Controlling a helicopter at such altitudes is not easy. The thinness of the air makes the rotor lift harder to maintain, and the temperature and pressure of fluids in the engine is dramatically altered. Desalles himself described keeping the engine turbine temperature constant at such altitudes as ‘like trying to keep boiling milk inside a pan.’ Add to that the 190 mph winds and the powerful up and down drafts created by the shape of the mountains themselves, and Desalles claim that regular trips to the top of Everest weren’t very likely seems very sensible.
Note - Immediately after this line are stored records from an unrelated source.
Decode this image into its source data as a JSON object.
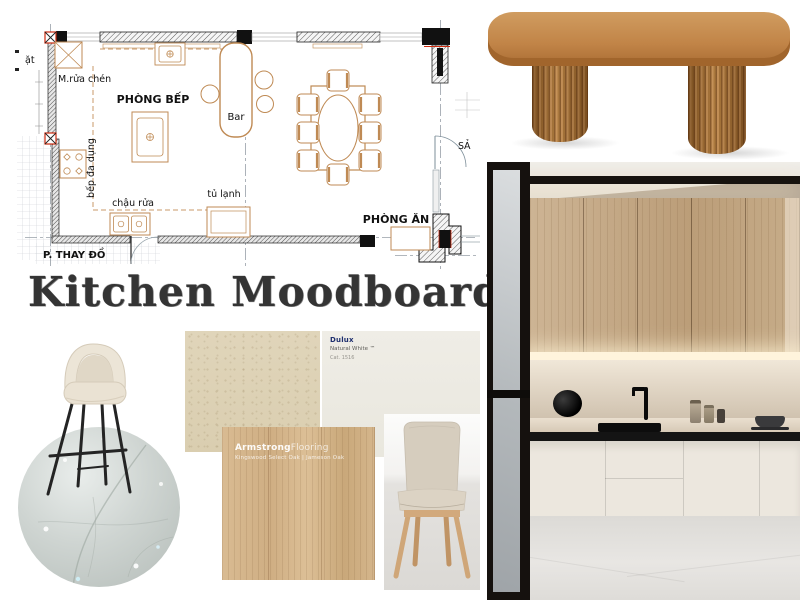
{
  "title": {
    "text": "Kitchen Moodboard",
    "color": "#343434"
  },
  "floor_plan": {
    "labels": {
      "laundry_clipped": "ặt",
      "dishwasher": "M.rửa chén",
      "kitchen_room": "PHÒNG BẾP",
      "bar": "Bar",
      "stove": "bếp đa dụng",
      "sink": "chậu rửa",
      "fridge": "tủ lạnh",
      "dining_room": "PHÒNG ĂN",
      "changing_room": "P. THAY ĐỒ",
      "hall_clipped": "SẢ"
    },
    "colors": {
      "furniture_line": "#bf8a54",
      "wall_line": "#1c1c1c",
      "marker_red": "#cc2a0e",
      "centerline_gray": "#98a0a8"
    }
  },
  "materials": {
    "paint_chip_left": {
      "color": "#ddd2b5"
    },
    "paint_chip_right": {
      "brand": "Dulux",
      "name_line": "Natural White ™",
      "code_line": "Cat. 1516",
      "color": "#edebe2"
    },
    "flooring_sample": {
      "brand_bold": "Armstrong",
      "brand_light": "Flooring",
      "caption": "Kingswood Select Oak | Jameson Oak",
      "wood_color": "#d3b288"
    },
    "marble_sample": {
      "color": "#c9cfcc"
    }
  },
  "furniture": {
    "dining_table": {
      "wood_color": "#bc8147"
    },
    "bar_stool": {
      "fabric_color": "#ebe4d6",
      "leg_color": "#262626"
    },
    "dining_chair": {
      "fabric_color": "#d5ccbd",
      "leg_color": "#cda371"
    }
  },
  "kitchen_photo": {
    "cabinet_wood": "#c4ab8a",
    "base_cabinet": "#eae5dc",
    "counter_edge": "#151515",
    "wall": "#c2b5a6"
  }
}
Current measurements using GPS give the height as 8,850 m (29,035.4 feet), which is seven feet higher than the height Hilary calculated in 1953. 
One in ten attempts to scale Mount Everest results in death. Two of the main problems are high altitude cerebral oedema (HACE) and high altitude pulmonary oedema (HAPE), both altitude-related illnesses which cause fluid build-up in the brain and lungs respectively.
A team of 20 sherpas is this year making a concerted effort to clear the rubbish and dead bodies that litter the ‘Dead Zone’ (above 26,046 feet/8,000m) on Everest. As well as several bodies they expect to clear 3,000 kg of old tents, ropes, oxygen cylinders, food packaging and camping stoves from the mountain.

Measuring Mt Everest

Radhanath Sikdar, a mathematician and surveyor from Bengal, was the first to identify Everest as the world's highest peak in 1852, using trigonometric calculations based on measurements of ‘Peak XV’ (as it was then known) made with theodolites from 240km (150 miles) away in India.

He measured it to be exactly 29,000ft (8,839m) high, but it was publicly declared to be 29,002ft. The arbitrary addition of 2ft was to avoid the impression that an exact height of 29,000ft was nothing more than a rounded estimate. 

In Nepal, Everest is known as Chomolungma - 'Mother of the Universe''.

In Tibet, Everest called Sagamartha - 'Forehead of the Sky'.

Tenzing Norgay adopted the day he scaled Everest, 29th of May, as his birthday.

Mount Everest grows about 4 mm a year.

There are no photos of Edmund Hillary at the top of Everest but the one he took of Tenzing Norgay is one of the most famous images of the twentieth century.

For every 25 people who have reached the summit of Mount Everest, 1 person has died trying to.


Everest should be pronounced EEV-uh-rest, not EV-uh-rest. This is how Sir George Everest (1799-1866), the Welsh-born Surveyor-General of India, pronounced his surname.